Terhambatnya penyusunan RDTR tersebut akan berdampak terhadap penetapan


RDTR yang selanjutnya akan berdampak pada tidak terlaksananya sistem perizinan
berusaha secara online (Online Single Submission). Tentunya, tidak terlaksananya
sistem perizinan berusaha secara online akan membuat tidak tercapainya amanah
pada Undang-Undang Cipta Kerja, yaitu kemudahan izin berusaha yang tidak
tercapai.

D. Rekomendasi
Penyelesaian atas isu tersebut dapat dilakukan dengan menyelesaikan masing-
masing faktor penyebab utama tersebut.
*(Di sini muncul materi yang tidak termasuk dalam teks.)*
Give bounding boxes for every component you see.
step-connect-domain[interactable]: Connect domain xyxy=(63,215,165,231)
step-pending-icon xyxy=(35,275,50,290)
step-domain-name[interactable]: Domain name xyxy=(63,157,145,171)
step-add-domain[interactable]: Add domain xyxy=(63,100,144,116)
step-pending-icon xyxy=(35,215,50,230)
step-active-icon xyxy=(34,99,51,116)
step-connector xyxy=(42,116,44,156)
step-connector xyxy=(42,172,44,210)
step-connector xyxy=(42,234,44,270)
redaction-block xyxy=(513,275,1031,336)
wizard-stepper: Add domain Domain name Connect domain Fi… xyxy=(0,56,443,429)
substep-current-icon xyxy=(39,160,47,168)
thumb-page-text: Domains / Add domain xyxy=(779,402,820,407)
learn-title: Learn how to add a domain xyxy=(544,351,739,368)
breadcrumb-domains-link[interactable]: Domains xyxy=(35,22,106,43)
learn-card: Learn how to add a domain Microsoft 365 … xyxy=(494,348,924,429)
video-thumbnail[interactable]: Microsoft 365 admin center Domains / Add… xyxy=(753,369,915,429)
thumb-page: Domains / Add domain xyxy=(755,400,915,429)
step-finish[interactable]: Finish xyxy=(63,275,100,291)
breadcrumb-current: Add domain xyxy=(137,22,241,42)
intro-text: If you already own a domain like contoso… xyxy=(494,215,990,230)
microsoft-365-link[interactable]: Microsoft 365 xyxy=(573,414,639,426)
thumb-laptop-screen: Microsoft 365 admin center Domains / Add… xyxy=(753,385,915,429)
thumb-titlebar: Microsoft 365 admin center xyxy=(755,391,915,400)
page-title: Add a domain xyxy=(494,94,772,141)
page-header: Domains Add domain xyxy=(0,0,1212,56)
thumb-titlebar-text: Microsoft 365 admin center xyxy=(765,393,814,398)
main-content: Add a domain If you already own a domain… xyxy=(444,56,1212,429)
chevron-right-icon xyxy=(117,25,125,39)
Namun, penyelesaian isu tersebut dapat
dilakukan dengan menyelesaikan dua faktor secara bersamaan, yakni pada faktor
manusia dan faktor normatif. Selanjutnya, penyeleian faktor normatif dan manusia
dapat dilakukan dengan melakukan sosialisasi (booklet pedoman atau seminar) dan
pelatihan (baik berupa kelas atau pelatihan) Peraturan Menteri yang menjadi
pedoman sehingga sumber daya manusia yang ada pun ikut terasah.